Deeper dive: A closer look at ‘Anna Karenina’

Anna KareninaAnna Karenina

  • Written by: Kevin McKeon, adapted from the novel by Leo Tolstoy
  • Year: Original novel published in 1877; stage adaptation premiered in 2012
  • Director: Chris Coleman
  • Dates: Jan. 25-Feb. 24, 2019 (Opens Feb. 1)
  • Where: Stage Theatre
  • Genre: Modern adaptation of Tolstoy’s classic story of love and marriage in Imperial Russia
  • About the authors: Tolstoy, born to an aristocratic Russian family in 1828, is widely regarded as one of the greatest authors of all time. He is best known for the novels War and Peace and Anna Karenina. Seattle playwright Kevin McKeon has adapted many books for the stage, including Anne Tyler’s Breathing Lessons, Charles Dickens’ A Tale of Two Cities and David Guterson’s Snow Falling on Cedars. His adaptation of Anna Karenina was commissioned by Portland Center Stage and was premiered there in 2012. “When you boil it down,” he says of the spawrling source novel, “it’s just a story about people trying to get by and figure it out.”
  • The play at a glance: Love holds the power to bind us together or tear us apart, and no one knows better than Countess Anna Karenina. As a noblewoman and socialite, her glamorous lifestyle shrouds her unhappy marriage. But everything changes when she meets the dashing army officer Count Vronsky. She risks her social status, marriage, friends and family for the thrill of forbidden love. Anna Karenina uses the romantic backdrop of Tsarist Russia to tell a turbulent tale of passion and betrayal, dreams chased and lost, and the consequences of getting swept off your feet. This lush adaptation of Tolstoy’s masterpiece brings the opulent setting and heart-wrenching story to life.
  • Says Artistic Director — and Director — Chris Coleman: “We’ve seen time and time again that Denver audiences have a deep love and appetite for pieces that bring works of literature to life on stage. I’m thrilled to direct this beautiful adaptation of Tolstoy’s novel about a woman who risks everything for love. Kevin McKeon’s highly theatrical adaptation provides us with gorgeous language that engages the imagination of the audience in a really vivid way, sweeping us alongside this strong female character across aristocratic Tsarist Russia through ballrooms, ice-skating rinks and horse races.”
  • Quotable: “Happy families are all alike.
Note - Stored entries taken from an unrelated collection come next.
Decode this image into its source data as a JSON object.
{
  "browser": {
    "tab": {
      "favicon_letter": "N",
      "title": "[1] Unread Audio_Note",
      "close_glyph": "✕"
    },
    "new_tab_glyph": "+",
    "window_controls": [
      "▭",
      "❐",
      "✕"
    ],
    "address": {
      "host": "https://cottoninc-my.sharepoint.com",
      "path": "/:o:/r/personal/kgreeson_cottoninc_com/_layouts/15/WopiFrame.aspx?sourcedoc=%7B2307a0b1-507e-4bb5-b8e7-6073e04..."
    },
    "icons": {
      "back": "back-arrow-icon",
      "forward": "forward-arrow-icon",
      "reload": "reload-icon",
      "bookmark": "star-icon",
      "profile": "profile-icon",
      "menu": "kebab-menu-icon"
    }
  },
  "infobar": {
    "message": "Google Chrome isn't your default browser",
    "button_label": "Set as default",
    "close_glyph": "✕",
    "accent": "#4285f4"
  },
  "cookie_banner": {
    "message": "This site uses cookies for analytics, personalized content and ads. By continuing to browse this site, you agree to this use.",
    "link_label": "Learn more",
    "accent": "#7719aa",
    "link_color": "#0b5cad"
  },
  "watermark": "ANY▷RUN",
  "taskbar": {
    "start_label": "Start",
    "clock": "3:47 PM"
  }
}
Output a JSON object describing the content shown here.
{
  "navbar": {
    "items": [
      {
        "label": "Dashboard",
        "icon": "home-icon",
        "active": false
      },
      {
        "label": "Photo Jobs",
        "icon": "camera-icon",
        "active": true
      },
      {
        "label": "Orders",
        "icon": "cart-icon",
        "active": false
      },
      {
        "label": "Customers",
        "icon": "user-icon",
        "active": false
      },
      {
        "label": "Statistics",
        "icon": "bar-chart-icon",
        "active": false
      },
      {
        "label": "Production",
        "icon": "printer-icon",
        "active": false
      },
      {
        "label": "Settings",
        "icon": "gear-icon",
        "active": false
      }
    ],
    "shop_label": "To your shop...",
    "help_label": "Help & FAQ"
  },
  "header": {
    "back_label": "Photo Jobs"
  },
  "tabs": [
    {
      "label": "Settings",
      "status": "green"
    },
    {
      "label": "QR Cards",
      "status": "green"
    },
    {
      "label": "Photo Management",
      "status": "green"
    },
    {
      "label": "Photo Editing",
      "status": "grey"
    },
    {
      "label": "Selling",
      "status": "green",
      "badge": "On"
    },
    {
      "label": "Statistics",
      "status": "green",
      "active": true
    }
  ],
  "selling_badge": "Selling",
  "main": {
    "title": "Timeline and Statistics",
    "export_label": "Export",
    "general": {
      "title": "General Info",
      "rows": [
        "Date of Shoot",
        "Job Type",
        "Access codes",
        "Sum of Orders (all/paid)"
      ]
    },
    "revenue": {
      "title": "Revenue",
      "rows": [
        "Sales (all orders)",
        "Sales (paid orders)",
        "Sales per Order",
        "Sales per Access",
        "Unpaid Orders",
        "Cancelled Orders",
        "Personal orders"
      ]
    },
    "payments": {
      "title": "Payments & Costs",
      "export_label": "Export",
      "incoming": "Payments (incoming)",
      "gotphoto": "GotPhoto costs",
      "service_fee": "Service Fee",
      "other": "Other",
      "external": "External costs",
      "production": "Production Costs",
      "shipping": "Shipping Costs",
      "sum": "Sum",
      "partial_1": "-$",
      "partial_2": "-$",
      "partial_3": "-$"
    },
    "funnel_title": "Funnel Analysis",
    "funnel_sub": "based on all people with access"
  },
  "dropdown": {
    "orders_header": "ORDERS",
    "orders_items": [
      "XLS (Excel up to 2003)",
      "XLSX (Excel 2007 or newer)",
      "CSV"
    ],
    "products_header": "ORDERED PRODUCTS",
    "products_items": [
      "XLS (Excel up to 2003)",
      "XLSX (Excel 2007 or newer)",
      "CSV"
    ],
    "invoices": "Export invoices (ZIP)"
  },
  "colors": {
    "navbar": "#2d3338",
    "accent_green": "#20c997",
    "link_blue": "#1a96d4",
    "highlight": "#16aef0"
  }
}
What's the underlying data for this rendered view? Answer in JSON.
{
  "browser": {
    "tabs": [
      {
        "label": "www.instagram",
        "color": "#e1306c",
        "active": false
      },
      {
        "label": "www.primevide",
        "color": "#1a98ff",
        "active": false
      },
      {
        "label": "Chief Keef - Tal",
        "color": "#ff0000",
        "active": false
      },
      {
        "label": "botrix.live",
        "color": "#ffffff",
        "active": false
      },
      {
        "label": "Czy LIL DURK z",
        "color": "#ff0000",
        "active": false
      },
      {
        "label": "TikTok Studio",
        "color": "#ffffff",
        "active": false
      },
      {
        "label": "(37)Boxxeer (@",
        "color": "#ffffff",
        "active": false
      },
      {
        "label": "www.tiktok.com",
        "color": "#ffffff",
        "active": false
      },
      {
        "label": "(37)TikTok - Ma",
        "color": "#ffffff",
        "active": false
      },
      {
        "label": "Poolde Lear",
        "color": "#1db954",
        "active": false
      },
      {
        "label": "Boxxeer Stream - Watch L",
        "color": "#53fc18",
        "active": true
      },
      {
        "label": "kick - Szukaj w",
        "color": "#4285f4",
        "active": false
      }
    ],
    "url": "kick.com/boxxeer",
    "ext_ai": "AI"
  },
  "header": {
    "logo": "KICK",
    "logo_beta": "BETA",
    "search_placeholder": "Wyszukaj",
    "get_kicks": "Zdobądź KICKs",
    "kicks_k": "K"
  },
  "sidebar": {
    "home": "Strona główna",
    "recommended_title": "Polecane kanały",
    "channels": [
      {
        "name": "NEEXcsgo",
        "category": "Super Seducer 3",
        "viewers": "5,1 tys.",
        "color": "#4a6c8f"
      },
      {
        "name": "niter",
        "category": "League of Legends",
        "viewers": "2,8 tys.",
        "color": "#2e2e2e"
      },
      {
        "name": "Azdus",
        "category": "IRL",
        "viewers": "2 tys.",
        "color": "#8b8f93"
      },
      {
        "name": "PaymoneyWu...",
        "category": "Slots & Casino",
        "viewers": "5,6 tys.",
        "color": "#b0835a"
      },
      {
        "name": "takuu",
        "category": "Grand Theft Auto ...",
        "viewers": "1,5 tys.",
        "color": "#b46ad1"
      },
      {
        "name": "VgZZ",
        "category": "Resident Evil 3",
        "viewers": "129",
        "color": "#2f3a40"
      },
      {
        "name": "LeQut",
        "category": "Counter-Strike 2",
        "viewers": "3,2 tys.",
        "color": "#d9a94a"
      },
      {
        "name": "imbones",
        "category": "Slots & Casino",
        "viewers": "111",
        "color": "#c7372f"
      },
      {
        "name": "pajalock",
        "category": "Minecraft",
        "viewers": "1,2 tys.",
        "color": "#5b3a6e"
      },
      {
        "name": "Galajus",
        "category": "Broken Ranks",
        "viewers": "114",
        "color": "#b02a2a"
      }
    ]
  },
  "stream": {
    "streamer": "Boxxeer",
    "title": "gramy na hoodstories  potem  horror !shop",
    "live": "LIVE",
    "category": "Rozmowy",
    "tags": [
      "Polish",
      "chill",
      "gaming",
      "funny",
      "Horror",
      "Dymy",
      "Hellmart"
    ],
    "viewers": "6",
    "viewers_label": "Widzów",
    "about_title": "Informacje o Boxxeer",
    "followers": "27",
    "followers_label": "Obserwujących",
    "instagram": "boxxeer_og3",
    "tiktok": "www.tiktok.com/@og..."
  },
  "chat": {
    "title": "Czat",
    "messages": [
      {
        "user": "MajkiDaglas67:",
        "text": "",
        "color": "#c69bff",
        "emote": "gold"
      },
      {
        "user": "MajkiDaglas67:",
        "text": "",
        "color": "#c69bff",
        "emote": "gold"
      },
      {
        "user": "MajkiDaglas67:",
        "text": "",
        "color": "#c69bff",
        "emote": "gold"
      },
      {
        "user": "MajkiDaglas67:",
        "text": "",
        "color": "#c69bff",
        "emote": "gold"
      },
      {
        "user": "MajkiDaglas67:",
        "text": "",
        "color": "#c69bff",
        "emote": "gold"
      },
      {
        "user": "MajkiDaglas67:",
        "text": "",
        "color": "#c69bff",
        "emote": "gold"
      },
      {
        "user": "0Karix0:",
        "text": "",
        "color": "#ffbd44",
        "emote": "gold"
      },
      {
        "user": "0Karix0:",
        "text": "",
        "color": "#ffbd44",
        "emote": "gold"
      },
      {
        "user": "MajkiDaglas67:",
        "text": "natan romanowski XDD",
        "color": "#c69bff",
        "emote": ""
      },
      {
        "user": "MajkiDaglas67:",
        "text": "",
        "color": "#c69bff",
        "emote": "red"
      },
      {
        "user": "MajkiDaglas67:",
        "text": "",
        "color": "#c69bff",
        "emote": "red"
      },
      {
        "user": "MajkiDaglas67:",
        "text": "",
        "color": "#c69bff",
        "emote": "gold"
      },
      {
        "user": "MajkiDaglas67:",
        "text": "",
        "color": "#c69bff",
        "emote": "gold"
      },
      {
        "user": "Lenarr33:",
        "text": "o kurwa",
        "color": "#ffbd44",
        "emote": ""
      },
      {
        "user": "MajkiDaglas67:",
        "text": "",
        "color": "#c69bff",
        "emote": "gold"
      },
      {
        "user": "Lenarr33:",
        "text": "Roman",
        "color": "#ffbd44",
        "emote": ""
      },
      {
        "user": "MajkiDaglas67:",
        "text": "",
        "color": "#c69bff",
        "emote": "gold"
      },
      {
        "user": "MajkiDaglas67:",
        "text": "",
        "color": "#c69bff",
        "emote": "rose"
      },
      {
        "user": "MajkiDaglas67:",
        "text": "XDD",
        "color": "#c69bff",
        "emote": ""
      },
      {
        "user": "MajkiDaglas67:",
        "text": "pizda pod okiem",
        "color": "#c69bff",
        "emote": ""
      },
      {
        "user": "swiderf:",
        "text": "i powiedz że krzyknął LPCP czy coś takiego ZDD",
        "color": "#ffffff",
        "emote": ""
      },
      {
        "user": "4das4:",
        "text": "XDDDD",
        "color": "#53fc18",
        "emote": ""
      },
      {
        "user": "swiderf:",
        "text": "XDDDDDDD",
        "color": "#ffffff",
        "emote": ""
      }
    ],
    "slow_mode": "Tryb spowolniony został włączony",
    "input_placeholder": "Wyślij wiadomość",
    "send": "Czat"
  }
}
Every unhappy family is unhappy in its own way.”
  • What the critics said about Anna Karenina‘s world premiere: “McKeon’s adaptation tells the sprawling tale in quick, economical strokes. Chris Coleman’s direction deftly balances scale and intimacy, deploying a cast of 17 without the proceedings ever appearing hectic.” — Marty Hughley, The Oregonian … “McKeon manages to condense Tolstoy’s sprawling masterpiece about a woman whose love rattles the prison of her social situation into a brisk, ensemble-based production that captures the tragedy of the original, adds a slightly anachronistic humor, and—the gargantuan length of the original be damned—does it all with intermission in under three hours. Whew!”— Aaron Scott, Portland Monthly
  • Fun facts: This is the first time in its 40 years the DCPA Theatre Company is presenting a work by (or inspired by) Tolstoy … Upon its initial release, Fyodor Dostoyevsky declared Anna Karenina  “flawless as a work of art” and William Faulkner called the novel “the best ever written.” … Anna Karenina was voted the greatest book ever written in a 2007 Time poll of 125 contemporary authors … The novel was made into a 2012 movie adapted by Tom Stoppard and featuring Keira Knightley and Jude Law.” … The DCPA Theatre Company commissioned and premiered all three three chapters of Kent Haruf’s Plainsoing Trilogy, by Eric Schmiedl. Anna Karenina playwright Kevin McKeon separately adapted Plainsong for the Book It Theatre in 2015. He also performed in the cast.